Pertama, filmnya diambil di setting bagian Timur Indonesia.
Menurut gue, selain ingin menunjukkan daya tarik Sumba, sang penulis ingin menunjukkan kemirisan budaya yang seperti tertinggal dan kurang diperhatikan.
Gue tidak bilang daerahnya kumuh, karena meski daerahnya sangat sederhana dan oranye, setiap sudut yang tersorot kamera bisa membuat kita rehat sejenak dari penatnya rutinitas perkotaan.
Kedua, Gue belum pernah melihat film dengan alur cerita yang cukup pendek, tapi disajikan dengan cukup tidak membosankan. Kalau tidak salah ingat, film ini hanya bercerita tentang 2 malamnya Marlina, yang lambat, tapi terkesan cepat.

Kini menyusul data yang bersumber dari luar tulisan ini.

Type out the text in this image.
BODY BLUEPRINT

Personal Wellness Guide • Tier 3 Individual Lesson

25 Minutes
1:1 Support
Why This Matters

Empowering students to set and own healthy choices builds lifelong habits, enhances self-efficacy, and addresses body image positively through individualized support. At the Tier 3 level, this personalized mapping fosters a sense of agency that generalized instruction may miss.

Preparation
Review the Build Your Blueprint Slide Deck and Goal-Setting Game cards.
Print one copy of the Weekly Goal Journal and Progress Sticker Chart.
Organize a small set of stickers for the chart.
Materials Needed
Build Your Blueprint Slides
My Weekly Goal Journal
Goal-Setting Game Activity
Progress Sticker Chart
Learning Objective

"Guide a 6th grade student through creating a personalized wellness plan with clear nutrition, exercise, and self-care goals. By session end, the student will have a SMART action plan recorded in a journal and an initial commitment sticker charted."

Tempo film ini memang terbilang lambat, sampai-sampai temen gue aja sempet ketiduran beberapa detik ditengah film :p
Tapi bagi gue, transisi film (yang semakin menekankan pelannya peralihan film) juga memberi kita ruang dan waktu untuk mencerna cerita dan informasi yang disajikan.
Scene pertama dalam film menggambarkan seorang penjahat yang masuk ke dalam rumah Marlina dengan izin terlebih dahulu. Mengatakan bahwa temannya akan datang, dan meminta dibuatkan makan malam. Marlina dengan tidak berdaya, hanya bisa resah sambil pasrah dan mengikut apa maunya si penjahat.

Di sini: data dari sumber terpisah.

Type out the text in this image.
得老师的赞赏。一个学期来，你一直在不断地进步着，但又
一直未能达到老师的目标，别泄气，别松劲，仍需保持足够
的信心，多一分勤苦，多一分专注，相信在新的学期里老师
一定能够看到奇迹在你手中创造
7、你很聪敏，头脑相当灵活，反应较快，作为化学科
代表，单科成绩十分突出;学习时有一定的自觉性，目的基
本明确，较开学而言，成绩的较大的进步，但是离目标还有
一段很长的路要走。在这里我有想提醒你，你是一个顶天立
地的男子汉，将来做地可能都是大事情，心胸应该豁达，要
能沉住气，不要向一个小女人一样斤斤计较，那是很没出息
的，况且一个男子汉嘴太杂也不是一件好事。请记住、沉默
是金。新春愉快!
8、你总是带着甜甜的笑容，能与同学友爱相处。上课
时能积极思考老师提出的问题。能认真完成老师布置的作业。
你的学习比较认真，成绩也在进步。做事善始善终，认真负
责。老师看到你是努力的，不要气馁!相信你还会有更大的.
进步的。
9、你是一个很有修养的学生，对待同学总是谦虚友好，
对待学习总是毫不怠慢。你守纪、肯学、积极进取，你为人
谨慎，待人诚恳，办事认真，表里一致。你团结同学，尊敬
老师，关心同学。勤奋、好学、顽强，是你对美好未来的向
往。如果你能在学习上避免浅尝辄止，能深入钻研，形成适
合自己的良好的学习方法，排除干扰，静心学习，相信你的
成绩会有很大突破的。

Bagi gue, scene ini menggambarkan betapa "penjahat" zaman sekarang, adalah mereka-mereka yang punya kekuasaan, dan dengan manisnya izin bahwa akan meraup harta kita, tapi karena ketidak berdayaan kita, mereka kebal dengan hukum.
Marlina, dengan tujuan membela diri, akhirnya membunuh satu persatu penjahat tersebut, tapi menyisakan dua orang komplotan yang sedang tak ditempat. Bermaksud membuat laporan ke kantor polisi, dibawalah potongan kepala yang dipenggal dari salah satu penjahat tersebut. Tapi, dengan segala keterbatasan yang ada, Pak Polisi tak bisa melakukan banyak untuk membela Marlina.

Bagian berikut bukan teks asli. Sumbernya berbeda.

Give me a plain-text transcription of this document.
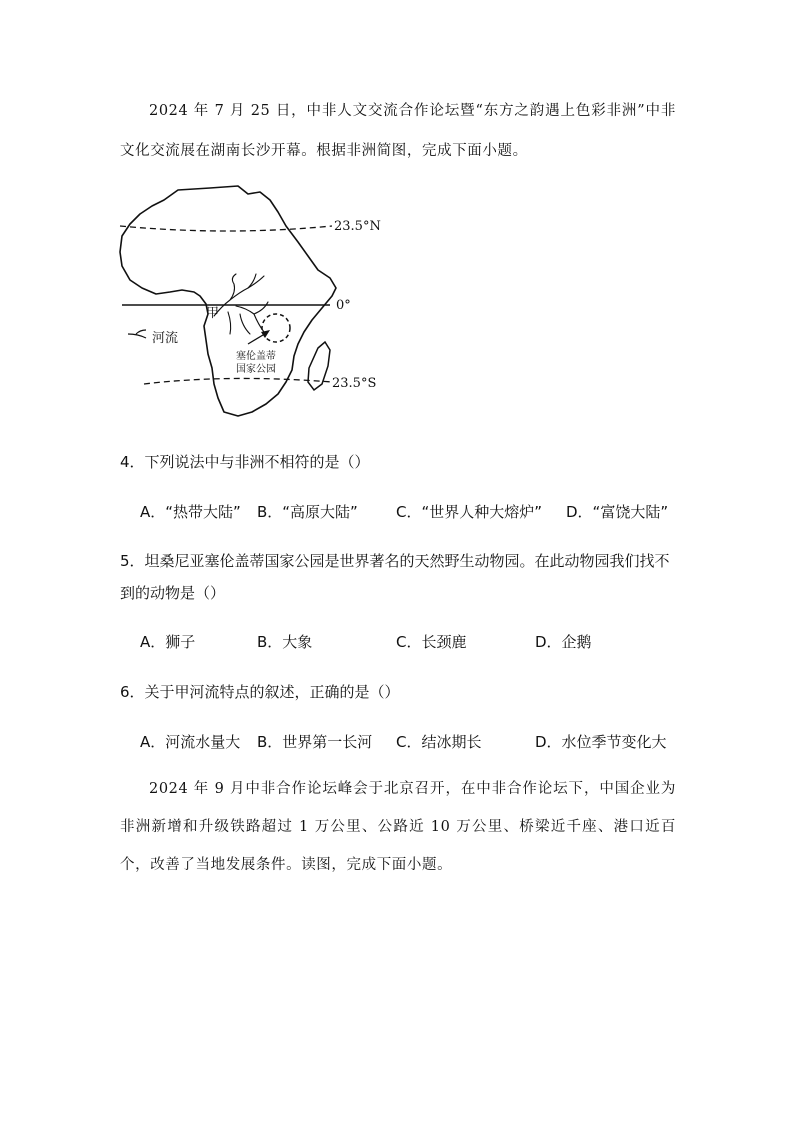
2024 年 7 月 25 日，中非人文交流合作论坛暨“东方之韵遇上色彩非洲”中非文化交流展在湖南长沙开幕。根据非洲简图，完成下面小题。

23.5°N
0°
23.5°S
甲
河流
塞伦盖蒂
国家公园

4．下列说法中与非洲不相符的是（）

A．“热带大陆” B．“高原大陆”	C．“世界人种大熔炉” D．“富饶大陆”

5．坦桑尼亚塞伦盖蒂国家公园是世界著名的天然野生动物园。在此动物园我们找不到的动物是（）

A．狮子	B．大象	C．长颈鹿	D．企鹅

6．关于甲河流特点的叙述，正确的是（）

A．河流水量大 B．世界第一长河 C．结冰期长	D．水位季节变化大

2024 年 9 月中非合作论坛峰会于北京召开，在中非合作论坛下，中国企业为非洲新增和升级铁路超过 1 万公里、公路近 10 万公里、桥梁近千座、港口近百个，改善了当地发展条件。读图，完成下面小题。
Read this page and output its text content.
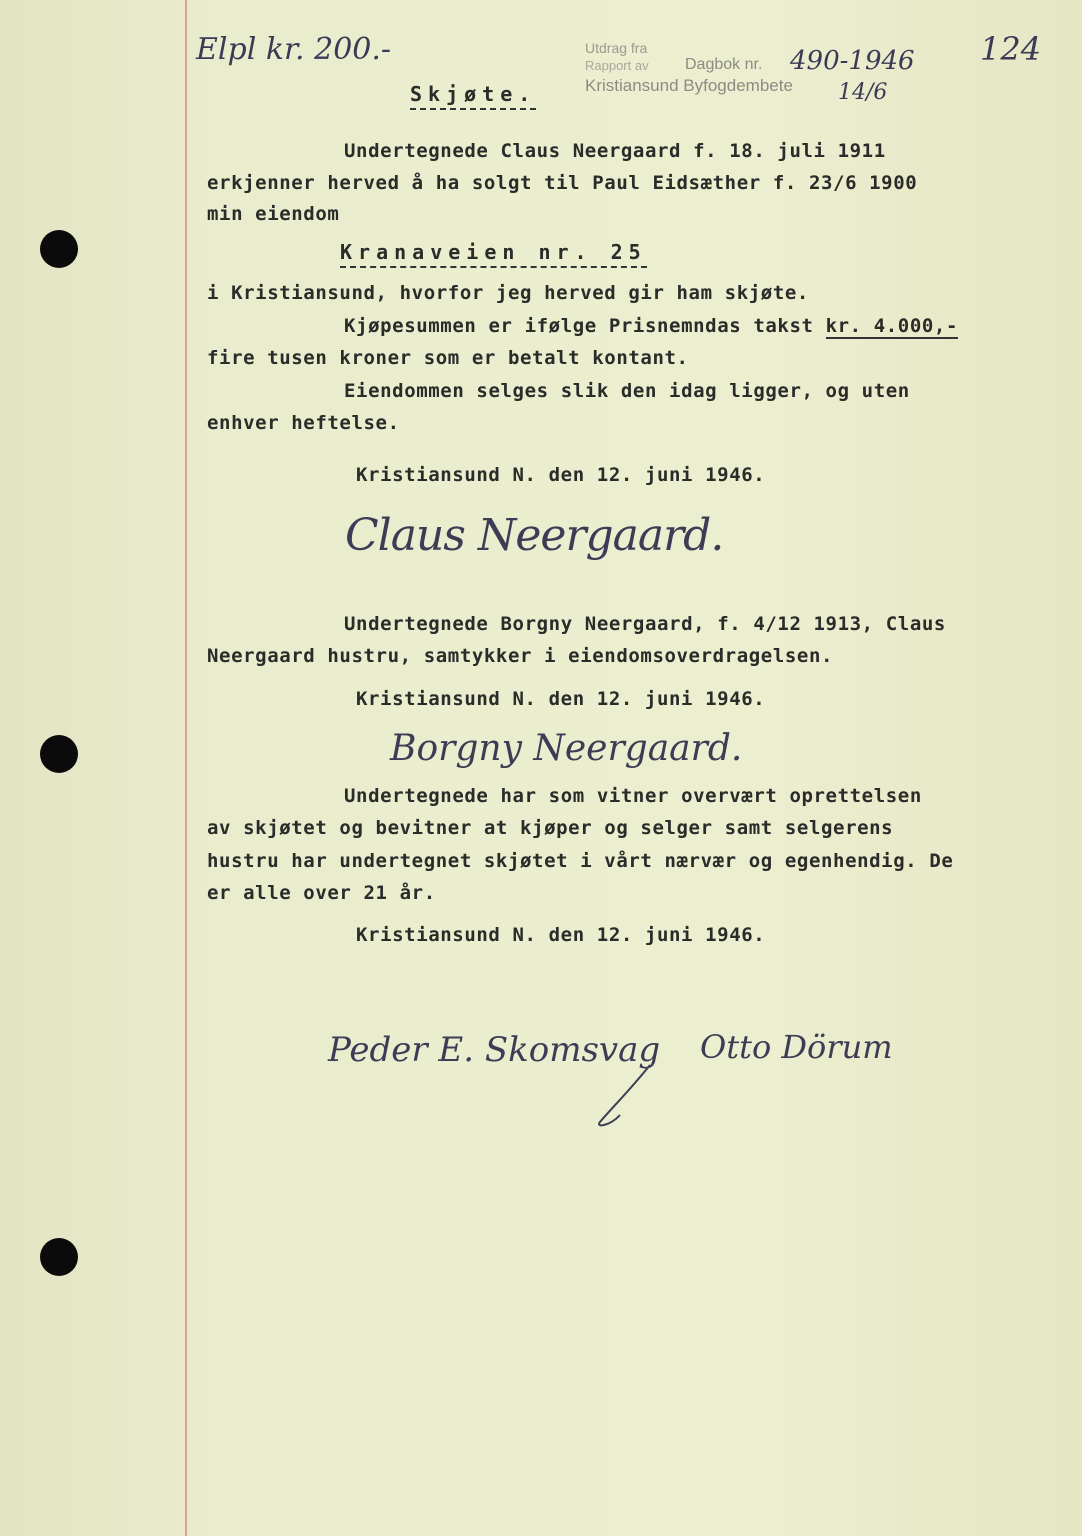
Elpl kr. 200.-	Utdrag fra
Rapport av
Kristiansund Byfogdembete
Dagbok nr. 490-1946
14/6
124
Skjøte.
Undertegnede Claus Neergaard f. 18. juli 1911
erkjenner herved å ha solgt til Paul Eidsæther f. 23/6 1900
min eiendom
Kranaveien nr. 25
i Kristiansund, hvorfor jeg herved gir ham skjøte.
Kjøpesummen er ifølge Prisnemndas takst kr. 4.000,-
fire tusen kroner som er betalt kontant.
Eiendommen selges slik den idag ligger, og uten
enhver heftelse.
Kristiansund N. den 12. juni 1946.
Claus Neergaard.
Undertegnede Borgny Neergaard, f. 4/12 1913, Claus
Neergaard hustru, samtykker i eiendomsoverdragelsen.
Kristiansund N. den 12. juni 1946.
Borgny Neergaard.
Undertegnede har som vitner overvært oprettelsen
av skjøtet og bevitner at kjøper og selger samt selgerens
hustru har undertegnet skjøtet i vårt nærvær og egenhendig. De
er alle over 21 år.
Kristiansund N. den 12. juni 1946.
Peder E. Skomsvag Otto Dörum
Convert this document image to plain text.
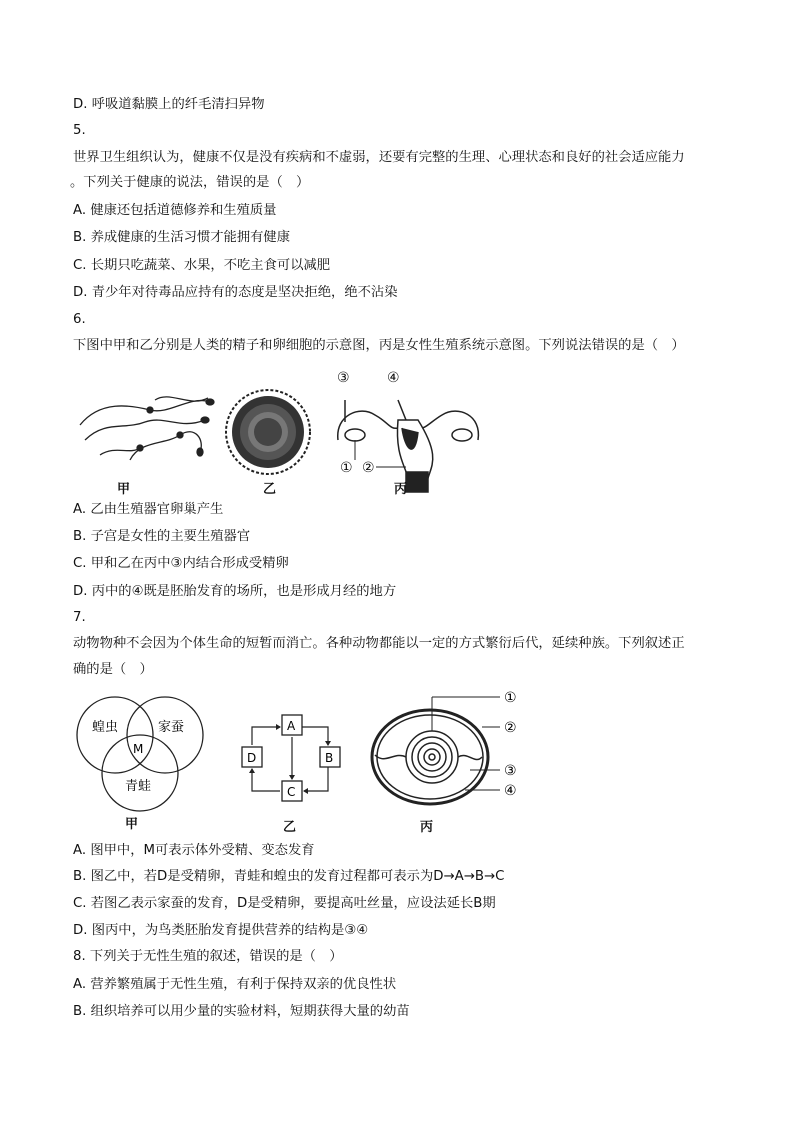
D. 呼吸道黏膜上的纤毛清扫异物
5.
世界卫生组织认为，健康不仅是没有疾病和不虚弱，还要有完整的生理、心理状态和良好的社会适应能力
。下列关于健康的说法，错误的是（　）
A. 健康还包括道德修养和生殖质量
B. 养成健康的生活习惯才能拥有健康
C. 长期只吃蔬菜、水果，不吃主食可以减肥
D. 青少年对待毒品应持有的态度是坚决拒绝，绝不沾染
6.
下图中甲和乙分别是人类的精子和卵细胞的示意图，丙是女性生殖系统示意图。下列说法错误的是（　）
③	④
① ②
甲	乙	丙
A. 乙由生殖器官卵巢产生
B. 子宫是女性的主要生殖器官
C. 甲和乙在丙中③内结合形成受精卵
D. 丙中的④既是胚胎发育的场所，也是形成月经的地方
7.
动物物种不会因为个体生命的短暂而消亡。各种动物都能以一定的方式繁衍后代，延续种族。下列叙述正
确的是（　）
蝗虫	家蚕
青蛙
M
A
D	B
C
①
②
③
④
甲	乙	丙
A. 图甲中，M可表示体外受精、变态发育
B. 图乙中，若D是受精卵，青蛙和蝗虫的发育过程都可表示为D→A→B→C
C. 若图乙表示家蚕的发育，D是受精卵，要提高吐丝量，应设法延长B期
D. 图丙中，为鸟类胚胎发育提供营养的结构是③④
8. 下列关于无性生殖的叙述，错误的是（　）
A. 营养繁殖属于无性生殖，有利于保持双亲的优良性状
B. 组织培养可以用少量的实验材料，短期获得大量的幼苗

Bagian ini menggambarkan bahwa betapa tidak terfasilitasinya teman-teman kita di pinggiran, dengan ketersediaan alat-alat kesehatan dan pemeriksaan yang memadai. Bahkan transportasi dari rumah ke kantor polisi aja hanya ada tiap sejam sekali, dan jalannya super duper lambat. Kayaknya masih cepetan gue kalo lari wkwk
Scene lain yang jadi sorotan gue adalah, ketika salah satu komplotan penjahat, menyandera teman Marlina, agar bisa mendapatkan kembali potongan kepala bosnya. Lalu, sempat-sempatnya dia berTERIMA KASIH kepada Marlina karena sudah mau mengembalikannya. Sungguh penjahat yang sangat sopan. Prok prok prok.
Menurut gue, fenomena ini menggambarkan betapa orang-orang yang sebenarnya jahat, tidak mau terlihat sebegitu jahatnya, dengan membuat excuse "pembelaan diri", seakan-akan hal tersebut bisa menghilangkan title penjahat dari diri mereka. Mereka playing victims seakan-akan menjadi korban dan Marlina lah penjahatnya. Aku geram sekali. Huuuh.
Miris memang nonton film ini.
Tapi memang lokasinya bagus, pengambilan gambarnya juga bagus, filmnya ritmik dan menurut gue tidak bisa sembarang orang juga yang menonton film ini lantas menjadi penikmatnya.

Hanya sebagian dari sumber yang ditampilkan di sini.